PlayStation 2 owners may have gotten Silent Hill 2 right in time for Halloween, but game players who now own an Xbox will find their December port of the game to be just as seasonally appropriate. It includes a present from Konami: an Xbox-exclusive extra episode in which you play as one of the game's supporting characters. While this new episode alone may not be enough to warrant buying the Xbox port if you've already played the PS2 original, the extra token is certainly a worthy gesture to Xbox owners for having to wait five extra weeks.
Capcom's Resident Evil series had for several years been the uncontested king of horror video games until Konami's Silent Hill came along to give it competition. While Resident Evil focused on "boo!"-style shocks, Silent Hill created an atmosphere that was not only eerie, but also often psychologically unnerving: David Lynch's Twin Peaks combined with the look of a Marilyn Manson video. The original Silent Hill delivered excellent scares and built up the player's need to know the secrets behind this quiet New England town gone hellishly wrong into a fever pitch, only to provide an ending that was not only harshly anticlimactic, but also one that players would have to replay multiple times for it to make some semblance of sense.
Hopes have been high that the game's sequel would provide a more satisfying storyline on top of the graphical improvements expected from the series' jump onto a next-generation game system. It succeeds in that, in a sense, but loses some of the original game's appeal along the way.
With its completely new cast of characters, Silent Hill 2 requires that you forget everything you ever knew about Silent Hill, except that it's one hell of a foggy town and that there are things out there lingering in that mist. You play as James Sunderland, a man who comes to Silent Hill after he receives a mysterious letter from his dead wife, asking him to meet her there. Shortly after you arrive, you notice that there's something seriously wrong with the town--the only people you find are noticeably mentally unbalanced, and monsters shamble out of the rolling haze. As in the original, you soon arm yourself with a board-and-nail makeshift weapon and a radio that emits static whenever creatures are near, venturing out to unlock the many secrets that Silent Hill holds.

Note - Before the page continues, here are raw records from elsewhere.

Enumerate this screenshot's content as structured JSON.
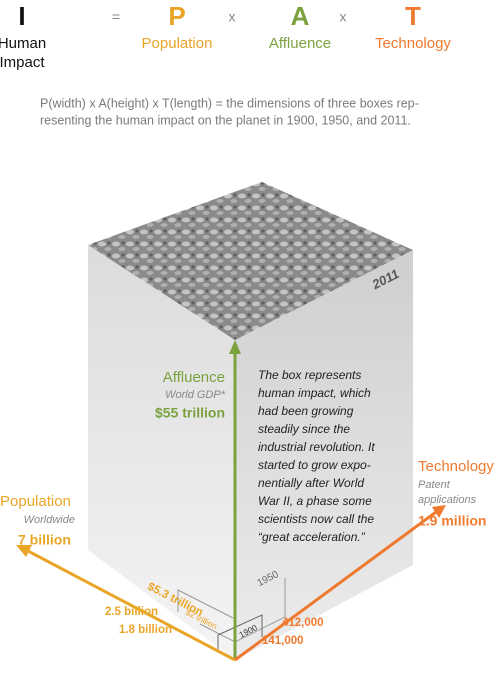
{
  "equation": {
    "symbols": [
      "I",
      "=",
      "P",
      "x",
      "A",
      "x",
      "T"
    ],
    "labels": {
      "impact": [
        "Human",
        "Impact"
      ],
      "population": "Population",
      "affluence": "Affluence",
      "technology": "Technology"
    }
  },
  "description": [
    "P(width) x A(height) x T(length) = the dimensions of three boxes rep-",
    "resenting the human impact on the planet in 1900, 1950, and 2011."
  ],
  "box": {
    "year": "2011",
    "affluence": {
      "title": "Affluence",
      "subtitle": "World GDP*",
      "value": "$55 trillion"
    },
    "technology": {
      "title": "Technology",
      "subtitle": [
        "Patent",
        "applications"
      ],
      "value": "1.9 million"
    },
    "population": {
      "title": "Population",
      "subtitle": "Worldwide",
      "value": "7 billion"
    },
    "note": [
      "The box represents",
      "human impact, which",
      "had been growing",
      "steadily since the",
      "industrial revolution. It",
      "started to grow expo-",
      "nentially after World",
      "War II, a phase some",
      "scientists now call the",
      "“great acceleration.”"
    ]
  },
  "smaller_boxes": [
    {
      "year": "1950",
      "gdp": "$5.3 trillion",
      "population": "2.5 billion",
      "patents": "412,000"
    },
    {
      "year": "1900",
      "gdp": "$2 trillion",
      "population": "1.8 billion",
      "patents": "141,000"
    }
  ]
}
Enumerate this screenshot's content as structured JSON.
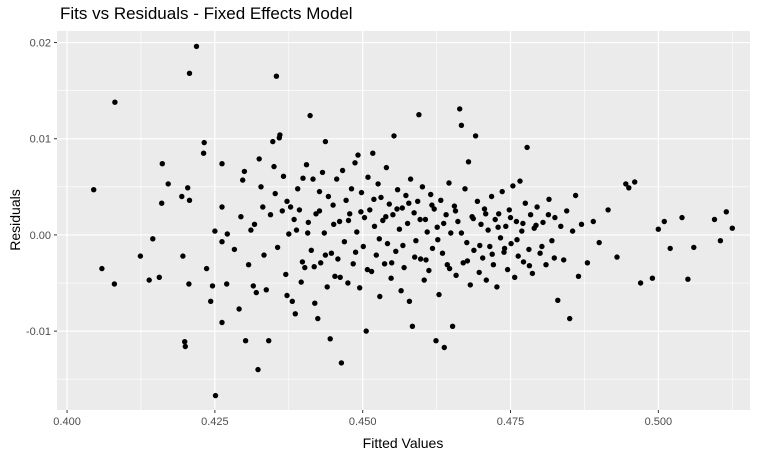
{
  "chart_data": {
    "type": "scatter",
    "title": "Fits vs Residuals - Fixed Effects Model",
    "xlabel": "Fitted Values",
    "ylabel": "Residuals",
    "xlim": [
      0.3983,
      0.5155
    ],
    "ylim": [
      -0.0182,
      0.0212
    ],
    "xticks": [
      0.4,
      0.425,
      0.45,
      0.475,
      0.5
    ],
    "xtick_labels": [
      "0.400",
      "0.425",
      "0.450",
      "0.475",
      "0.500"
    ],
    "yticks": [
      -0.01,
      0.0,
      0.01,
      0.02
    ],
    "ytick_labels": [
      "-0.01",
      "0.00",
      "0.01",
      "0.02"
    ],
    "grid": true,
    "legend": "none",
    "colors": {
      "panel": "#ebebeb",
      "grid": "#ffffff",
      "point": "#000000"
    },
    "points": [
      [
        0.4045,
        0.0047
      ],
      [
        0.4059,
        -0.0035
      ],
      [
        0.4081,
        0.0138
      ],
      [
        0.408,
        -0.0051
      ],
      [
        0.4124,
        -0.0022
      ],
      [
        0.4139,
        -0.0047
      ],
      [
        0.4145,
        -0.0004
      ],
      [
        0.4156,
        -0.0044
      ],
      [
        0.4161,
        0.0074
      ],
      [
        0.416,
        0.0033
      ],
      [
        0.4171,
        0.0053
      ],
      [
        0.4194,
        0.004
      ],
      [
        0.4204,
        0.0049
      ],
      [
        0.4207,
        0.0036
      ],
      [
        0.4196,
        -0.0022
      ],
      [
        0.4206,
        -0.0051
      ],
      [
        0.4219,
        0.0196
      ],
      [
        0.4207,
        0.0168
      ],
      [
        0.4232,
        0.0096
      ],
      [
        0.4231,
        0.0085
      ],
      [
        0.4199,
        -0.0111
      ],
      [
        0.42,
        -0.0116
      ],
      [
        0.4236,
        -0.0035
      ],
      [
        0.4243,
        -0.0069
      ],
      [
        0.4246,
        -0.0053
      ],
      [
        0.425,
        0.0004
      ],
      [
        0.4262,
        0.0074
      ],
      [
        0.4262,
        0.0029
      ],
      [
        0.4251,
        -0.0167
      ],
      [
        0.4262,
        -0.0091
      ],
      [
        0.4271,
        0.0001
      ],
      [
        0.4262,
        -0.0007
      ],
      [
        0.427,
        -0.0051
      ],
      [
        0.4283,
        -0.0015
      ],
      [
        0.4291,
        -0.0077
      ],
      [
        0.4294,
        0.0019
      ],
      [
        0.4297,
        0.0057
      ],
      [
        0.43,
        0.0066
      ],
      [
        0.4302,
        -0.011
      ],
      [
        0.4307,
        -0.0031
      ],
      [
        0.4311,
        0.0005
      ],
      [
        0.4317,
        0.0011
      ],
      [
        0.4315,
        -0.0053
      ],
      [
        0.432,
        -0.006
      ],
      [
        0.4323,
        -0.014
      ],
      [
        0.4325,
        0.0079
      ],
      [
        0.4328,
        0.005
      ],
      [
        0.4331,
        0.0029
      ],
      [
        0.4333,
        -0.0021
      ],
      [
        0.4337,
        -0.0057
      ],
      [
        0.4341,
        -0.011
      ],
      [
        0.4344,
        0.0021
      ],
      [
        0.4348,
        0.0097
      ],
      [
        0.435,
        0.0071
      ],
      [
        0.4352,
        0.0043
      ],
      [
        0.4354,
        0.0165
      ],
      [
        0.4356,
        -0.0013
      ],
      [
        0.4359,
        0.0101
      ],
      [
        0.436,
        0.0104
      ],
      [
        0.4364,
        0.0025
      ],
      [
        0.4366,
        0.0061
      ],
      [
        0.437,
        -0.0041
      ],
      [
        0.4372,
        -0.0063
      ],
      [
        0.4375,
        0.0001
      ],
      [
        0.4378,
        0.0029
      ],
      [
        0.4381,
        -0.0069
      ],
      [
        0.4384,
        0.0016
      ],
      [
        0.4386,
        -0.0082
      ],
      [
        0.439,
        0.0048
      ],
      [
        0.4393,
        0.0026
      ],
      [
        0.4396,
        -0.0049
      ],
      [
        0.4399,
        0.0059
      ],
      [
        0.4402,
        -0.0034
      ],
      [
        0.4405,
        0.0073
      ],
      [
        0.4408,
        0.0013
      ],
      [
        0.4411,
        0.0124
      ],
      [
        0.4413,
        -0.0016
      ],
      [
        0.4416,
        0.0058
      ],
      [
        0.4419,
        -0.0071
      ],
      [
        0.4421,
        0.0022
      ],
      [
        0.4424,
        -0.0087
      ],
      [
        0.4427,
        0.0045
      ],
      [
        0.4429,
        -0.0029
      ],
      [
        0.4432,
        0.0065
      ],
      [
        0.4435,
        0.0002
      ],
      [
        0.4437,
        0.0097
      ],
      [
        0.444,
        -0.0054
      ],
      [
        0.4442,
        0.004
      ],
      [
        0.4445,
        -0.0108
      ],
      [
        0.4447,
        -0.0019
      ],
      [
        0.445,
        0.0031
      ],
      [
        0.4453,
        -0.0043
      ],
      [
        0.4456,
        0.0058
      ],
      [
        0.4458,
        -0.0025
      ],
      [
        0.4461,
        0.0014
      ],
      [
        0.4464,
        -0.0133
      ],
      [
        0.4466,
        0.0067
      ],
      [
        0.4469,
        -0.0007
      ],
      [
        0.4472,
        0.0036
      ],
      [
        0.4475,
        -0.005
      ],
      [
        0.4478,
        0.0022
      ],
      [
        0.4481,
        0.0048
      ],
      [
        0.4484,
        -0.003
      ],
      [
        0.4487,
        0.0075
      ],
      [
        0.449,
        0.0003
      ],
      [
        0.4492,
        0.0083
      ],
      [
        0.4495,
        -0.0055
      ],
      [
        0.4498,
        0.0044
      ],
      [
        0.4501,
        -0.0012
      ],
      [
        0.4503,
        0.0018
      ],
      [
        0.4506,
        -0.01
      ],
      [
        0.4509,
        0.006
      ],
      [
        0.4512,
        0.0026
      ],
      [
        0.4515,
        -0.0038
      ],
      [
        0.4517,
        0.0085
      ],
      [
        0.452,
        0.0009
      ],
      [
        0.4523,
        -0.0021
      ],
      [
        0.4526,
        0.0053
      ],
      [
        0.4529,
        -0.0064
      ],
      [
        0.4531,
        0.0039
      ],
      [
        0.4534,
        0.0015
      ],
      [
        0.4537,
        -0.003
      ],
      [
        0.454,
        0.007
      ],
      [
        0.4542,
        -0.0009
      ],
      [
        0.4545,
        0.0032
      ],
      [
        0.4548,
        -0.0045
      ],
      [
        0.4551,
        0.0021
      ],
      [
        0.4553,
        0.0103
      ],
      [
        0.4556,
        -0.0017
      ],
      [
        0.4559,
        0.0047
      ],
      [
        0.4562,
        0.0006
      ],
      [
        0.4565,
        -0.0058
      ],
      [
        0.4567,
        0.0028
      ],
      [
        0.457,
        -0.0034
      ],
      [
        0.4573,
        0.0041
      ],
      [
        0.4576,
        0.0012
      ],
      [
        0.4579,
        -0.0069
      ],
      [
        0.4581,
        0.0058
      ],
      [
        0.4584,
        -0.0095
      ],
      [
        0.4587,
        0.0023
      ],
      [
        0.459,
        -0.0006
      ],
      [
        0.4593,
        0.0035
      ],
      [
        0.4595,
        0.0125
      ],
      [
        0.4598,
        -0.0025
      ],
      [
        0.4601,
        0.005
      ],
      [
        0.4604,
        -0.0047
      ],
      [
        0.4606,
        0.0016
      ],
      [
        0.4609,
        0.0003
      ],
      [
        0.4612,
        -0.0037
      ],
      [
        0.4615,
        0.0042
      ],
      [
        0.4618,
        -0.0014
      ],
      [
        0.4621,
        0.0027
      ],
      [
        0.4624,
        -0.011
      ],
      [
        0.4626,
        0.0008
      ],
      [
        0.4629,
        -0.0062
      ],
      [
        0.4632,
        0.0036
      ],
      [
        0.4635,
        -0.0019
      ],
      [
        0.4638,
        -0.0117
      ],
      [
        0.4641,
        0.0021
      ],
      [
        0.4643,
        -0.0031
      ],
      [
        0.4646,
        0.0054
      ],
      [
        0.4649,
        0.0002
      ],
      [
        0.4652,
        -0.0095
      ],
      [
        0.4655,
        0.003
      ],
      [
        0.4658,
        -0.0042
      ],
      [
        0.4661,
        0.0014
      ],
      [
        0.4664,
        0.0131
      ],
      [
        0.4667,
        0.0114
      ],
      [
        0.467,
        -0.0029
      ],
      [
        0.4673,
        0.0048
      ],
      [
        0.4676,
        -0.0008
      ],
      [
        0.4679,
        0.0076
      ],
      [
        0.4682,
        -0.0052
      ],
      [
        0.4685,
        0.0019
      ],
      [
        0.4688,
        -0.0016
      ],
      [
        0.4691,
        0.0103
      ],
      [
        0.4694,
        0.0035
      ],
      [
        0.4697,
        -0.0039
      ],
      [
        0.47,
        0.0011
      ],
      [
        0.4703,
        -0.0024
      ],
      [
        0.4706,
        0.0027
      ],
      [
        0.4709,
        -0.0047
      ],
      [
        0.4712,
        0.0005
      ],
      [
        0.4715,
        -0.0012
      ],
      [
        0.4718,
        0.004
      ],
      [
        0.4721,
        -0.0031
      ],
      [
        0.4724,
        0.0016
      ],
      [
        0.4727,
        -0.0054
      ],
      [
        0.473,
        0.0022
      ],
      [
        0.4733,
        -0.0003
      ],
      [
        0.4736,
        0.0045
      ],
      [
        0.4739,
        -0.0018
      ],
      [
        0.4742,
        0.0009
      ],
      [
        0.4745,
        -0.0036
      ],
      [
        0.4748,
        0.0026
      ],
      [
        0.4751,
        -0.0009
      ],
      [
        0.4754,
        0.0051
      ],
      [
        0.4757,
        -0.0044
      ],
      [
        0.476,
        0.0014
      ],
      [
        0.4763,
        -0.0022
      ],
      [
        0.4766,
        0.0056
      ],
      [
        0.4769,
        0.0004
      ],
      [
        0.4772,
        -0.0028
      ],
      [
        0.4775,
        0.0033
      ],
      [
        0.4778,
        0.0091
      ],
      [
        0.4781,
        -0.0015
      ],
      [
        0.4784,
        0.0021
      ],
      [
        0.4787,
        -0.004
      ],
      [
        0.479,
        0.0007
      ],
      [
        0.4795,
        0.0029
      ],
      [
        0.48,
        -0.0019
      ],
      [
        0.4805,
        0.0013
      ],
      [
        0.481,
        -0.0031
      ],
      [
        0.4815,
        0.0037
      ],
      [
        0.482,
        -0.0006
      ],
      [
        0.4825,
        0.0018
      ],
      [
        0.483,
        -0.0068
      ],
      [
        0.4835,
        0.0009
      ],
      [
        0.484,
        -0.0026
      ],
      [
        0.4845,
        0.0025
      ],
      [
        0.485,
        -0.0087
      ],
      [
        0.4855,
        0.0004
      ],
      [
        0.486,
        0.0041
      ],
      [
        0.4865,
        -0.0043
      ],
      [
        0.487,
        0.0011
      ],
      [
        0.488,
        -0.0029
      ],
      [
        0.489,
        0.0014
      ],
      [
        0.49,
        -0.0008
      ],
      [
        0.4915,
        0.0026
      ],
      [
        0.493,
        -0.0023
      ],
      [
        0.4945,
        0.0053
      ],
      [
        0.495,
        0.0049
      ],
      [
        0.496,
        0.0055
      ],
      [
        0.497,
        -0.005
      ],
      [
        0.499,
        -0.0045
      ],
      [
        0.5,
        0.0006
      ],
      [
        0.501,
        0.0014
      ],
      [
        0.502,
        -0.0014
      ],
      [
        0.504,
        0.0018
      ],
      [
        0.505,
        -0.0046
      ],
      [
        0.506,
        -0.0013
      ],
      [
        0.5095,
        0.0016
      ],
      [
        0.5105,
        -0.0006
      ],
      [
        0.5115,
        0.0024
      ],
      [
        0.5125,
        0.0007
      ],
      [
        0.4372,
        0.0035
      ],
      [
        0.4388,
        0.0005
      ],
      [
        0.4398,
        -0.0028
      ],
      [
        0.4407,
        0.0002
      ],
      [
        0.4418,
        -0.0033
      ],
      [
        0.4427,
        0.0025
      ],
      [
        0.4437,
        -0.0021
      ],
      [
        0.4451,
        0.0011
      ],
      [
        0.4462,
        -0.0044
      ],
      [
        0.4476,
        0.0015
      ],
      [
        0.4488,
        -0.0018
      ],
      [
        0.4497,
        0.0024
      ],
      [
        0.4508,
        -0.0036
      ],
      [
        0.4519,
        0.0037
      ],
      [
        0.4528,
        -0.0004
      ],
      [
        0.4539,
        0.0019
      ],
      [
        0.4549,
        -0.0029
      ],
      [
        0.4558,
        0.0027
      ],
      [
        0.4568,
        -0.0011
      ],
      [
        0.4578,
        0.0033
      ],
      [
        0.4588,
        -0.0023
      ],
      [
        0.4597,
        0.0016
      ],
      [
        0.4607,
        -0.0026
      ],
      [
        0.4617,
        0.0031
      ],
      [
        0.4627,
        -0.0005
      ],
      [
        0.4637,
        0.0012
      ],
      [
        0.4647,
        -0.0035
      ],
      [
        0.4657,
        0.0025
      ],
      [
        0.4667,
        0.0002
      ],
      [
        0.4677,
        -0.0027
      ],
      [
        0.4687,
        0.0017
      ],
      [
        0.4698,
        -0.0011
      ],
      [
        0.4708,
        0.0022
      ],
      [
        0.4719,
        -0.002
      ],
      [
        0.4729,
        0.0008
      ],
      [
        0.474,
        -0.0014
      ],
      [
        0.475,
        0.0018
      ],
      [
        0.4761,
        -0.0005
      ],
      [
        0.4771,
        0.0012
      ],
      [
        0.4782,
        -0.0032
      ],
      [
        0.4793,
        0.001
      ],
      [
        0.4803,
        -0.0012
      ],
      [
        0.4814,
        0.0021
      ],
      [
        0.4824,
        -0.0024
      ]
    ]
  }
}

Expect to spend most of the time solving puzzles, which is the game's main focus. Some puzzles require you to collect and combine key items, others make you scan found notes and documents for certain numbers to apply to combination-style puzzles later, and a few are there randomly for you to figure out. Silent Hill 2's puzzles are well done--tough enough to make you think a bit about how to solve them, but not difficult enough to force you to refer to a walk-through. The few times that you might get stuck in the game will likely be due to a missed item or puzzle, forcing you to use the "open the refrigerator door multiple times" way of checking over every room until you find it. The game's excellent mapping system helps greatly with this because it shows you which rooms you've visited, which doors can't be unlocked, and where the puzzles you've already found are located, and it checkmarks the puzzles once you've solved them. Another nice feature is that as you walk into a room or down the street, your character's head turns toward any noteworthy items in that area, which saves you a significant amount of time while searching every corner and object in the town.
The game's monsters rarely present much of a threat to you. The gameplay provides plenty of opportunities to pick up ammunition and medical kits, and the creatures almost always appear so far away that you can dispatch them before they get close enough to attack. Indoors, you must destroy them so you can pass by, but outside, they're slow enough to just run past. Suffice it to say, the combat isn't very challenging and feels repetitive at times. The few fights that vaguely resemble boss encounters are easy work for anyone who's ever played a Resident Evil game.
The best aspects of Silent Hill 2 are its graphics and sound. The few unique monsters that you encounter in the game are superbly designed. The first, for example, looks like a man strapped into a straightjacket, covered by a layer of shiny worm flesh. Another is a bizarre assemblage of mannequin parts. Many, if not all, are disturbing on a subconscious as well as visual level, making this a game that's definitely not for kids (even though it's been toned down since earlier work-in-progress versions).